Described as tender, flaky and mild, lionfish has become a hit with diners from the Panhandle to the Keys.
“It’s in my top three best-tasting fish,” says Parker Destin, a sixth-generation Floridian who grew up in a commercial fishing family.
His great-great-great-grandfather Leonard founded the first fish camp in East Pass in the 1830s. The area later became Destin.
“Fishing is in my blood,” Parker says. “My grandfather and father, both named Dewey, were commercial fishermen until about 15 years ago. I learned to fish with them.”
Once Parker graduated from the University of Tampa with a degree in business, he returned to his hometown and convinced his father to open a restaurant.
“I’d learned the restaurant business in Tampa while I was in college, so it made good sense for the family business to shift to restaurants,” says Parker, an attorney specializing in commercial fishing law.

They opened Dewey Destin’s in 2001, setting up picnic tables and a food truck at the old commercial docks in Destin. Eventually, they put up a small restaurant there, called Dewey Destin’s Bayside. Business was good, so in 2009 they opened Dewey Destin’s Harborside nearby. Their newest one opened in Navarre.
In 2013, Parker met Alex Fogg, a graduate student who is now marine resource coordinator with Okaloosa County.
“I’d been doing a lot of diving and spearfishing and noticed that the lionfish population had just exploded,” Parker says. “I met Alex, who was doing all this research about how invasive lionfish have become. We here in the Panhandle, including the Emerald Coast Reef Association, put our heads together with some local guys and put on a derby to get rid of as many as we could. Along the way, we found out how good they tasted, so I started offering them in our restaurants.”
The idea of eating lionfish became so popular restaurants in the Panhandle include Lionfish Restaurant Week as part of the annual Emerald Coast Open Lionfish Tournament.
This year, 10 restaurants featured lionfish entrees on different nights, quickly selling out of the white fish that some say tastes like hogfish or trigger fish.
“We’ve been offering lionfish whenever we can,” Parker says. “It’s been remarkable how well it’s been received. The biggest challenge is getting enough to make it a regular offering. When we get 100 pounds and prepare them, they sell out in about an hour and a half.”

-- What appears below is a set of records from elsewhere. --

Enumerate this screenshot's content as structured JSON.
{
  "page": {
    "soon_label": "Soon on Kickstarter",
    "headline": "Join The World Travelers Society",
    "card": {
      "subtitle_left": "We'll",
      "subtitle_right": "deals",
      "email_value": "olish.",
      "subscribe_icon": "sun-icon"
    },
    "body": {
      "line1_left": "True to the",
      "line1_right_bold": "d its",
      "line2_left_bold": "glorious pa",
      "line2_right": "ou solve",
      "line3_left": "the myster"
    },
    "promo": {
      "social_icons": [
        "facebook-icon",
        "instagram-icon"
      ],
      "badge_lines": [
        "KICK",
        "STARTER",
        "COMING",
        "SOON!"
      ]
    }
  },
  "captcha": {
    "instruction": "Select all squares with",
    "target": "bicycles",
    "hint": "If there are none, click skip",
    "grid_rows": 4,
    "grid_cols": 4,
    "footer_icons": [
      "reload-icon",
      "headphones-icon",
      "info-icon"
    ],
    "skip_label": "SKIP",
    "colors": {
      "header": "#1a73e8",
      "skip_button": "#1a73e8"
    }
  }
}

Parker buys them whole, using kitchen shears to cut off the spines.
“We give them a haircut—there are only 13 spines on the top and several more on the bottom—then filet them,” Parker explains. “Once we remove the skin, we have two nice white fillets that we can blacken or fry. Sometimes we pan fry them with a pecan coating or offer lionfish ceviche. It’s wildly popular.”
Parker emphasizes that lionfish is perfectly safe to eat.

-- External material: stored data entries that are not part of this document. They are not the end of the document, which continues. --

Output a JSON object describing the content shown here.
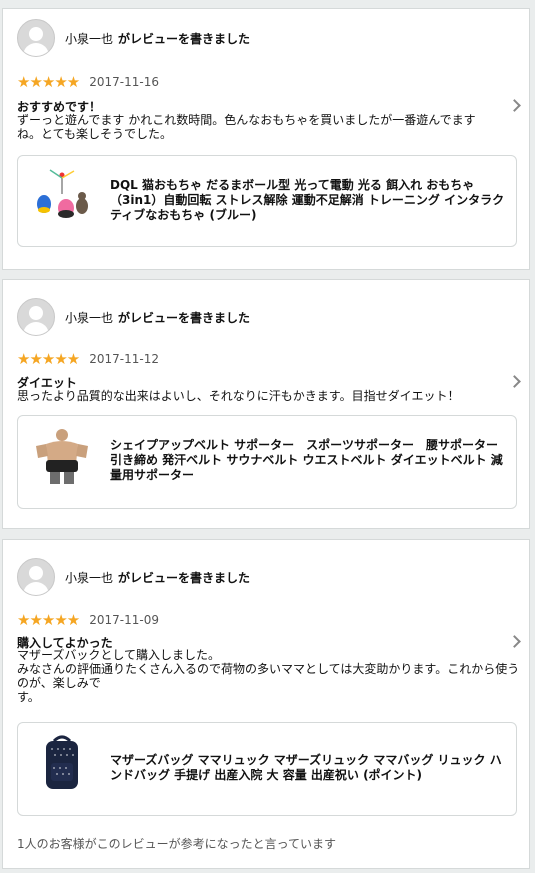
{
  "reviews": [
    {
      "author": "小泉一也",
      "action": "がレビューを書きました",
      "stars": "★★★★★",
      "date": "2017-11-16",
      "title": "おすすめです！",
      "body": "ずーっと遊んでます かれこれ数時間。色んなおもちゃを買いましたが一番遊んでます\nね。とても楽しそうでした。",
      "product_name": "DQL 猫おもちゃ だるまボール型 光って電動 光る 餌入れ おもちゃ（3in1）自動回転 ストレス解除 運動不足解消 トレーニング インタラクティブなおもちゃ (ブルー)",
      "product_icon": "cat-toy-image"
    },
    {
      "author": "小泉一也",
      "action": "がレビューを書きました",
      "stars": "★★★★★",
      "date": "2017-11-12",
      "title": "ダイエット",
      "body": "思ったより品質的な出来はよいし、それなりに汗もかきます。目指せダイエット！",
      "product_name": "シェイプアップベルト サポーター　スポーツサポーター　腰サポーター　引き締め 発汗ベルト サウナベルト ウエストベルト ダイエットベルト 減量用サポーター",
      "product_icon": "waist-belt-image"
    },
    {
      "author": "小泉一也",
      "action": "がレビューを書きました",
      "stars": "★★★★★",
      "date": "2017-11-09",
      "title": "購入してよかった",
      "body": "マザーズバックとして購入しました。\nみなさんの評価通りたくさん入るので荷物の多いママとしては大変助かります。これから使うのが、楽しみで\nす。",
      "product_name": "マザーズバッグ ママリュック マザーズリュック ママバッグ リュック ハンドバッグ 手提げ 出産入院 大 容量 出産祝い (ポイント)",
      "product_icon": "backpack-image",
      "helpful": "1人のお客様がこのレビューが参考になったと言っています"
    }
  ],
  "colors": {
    "star": "#f5a623",
    "border": "#d5d9d9",
    "background": "#eaeded"
  }
}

“The sting of the spines when the fish are alive can be very painful, but once they’re dead you just need to be careful how you handle them,” he says. “The meat itself is so delicious that they’re worth the trouble it takes to clean them.”
Currently, lionfish are only caught through spearfishing or using nets.
“If we could figure out how to fish them on a larger scale, it would solve so many problems,” Parker says. “But when you look at it, even with the proliferation and damage the lionfish do to the native species, there’s a little bit of a silver lining: At least lionfish tastes good.”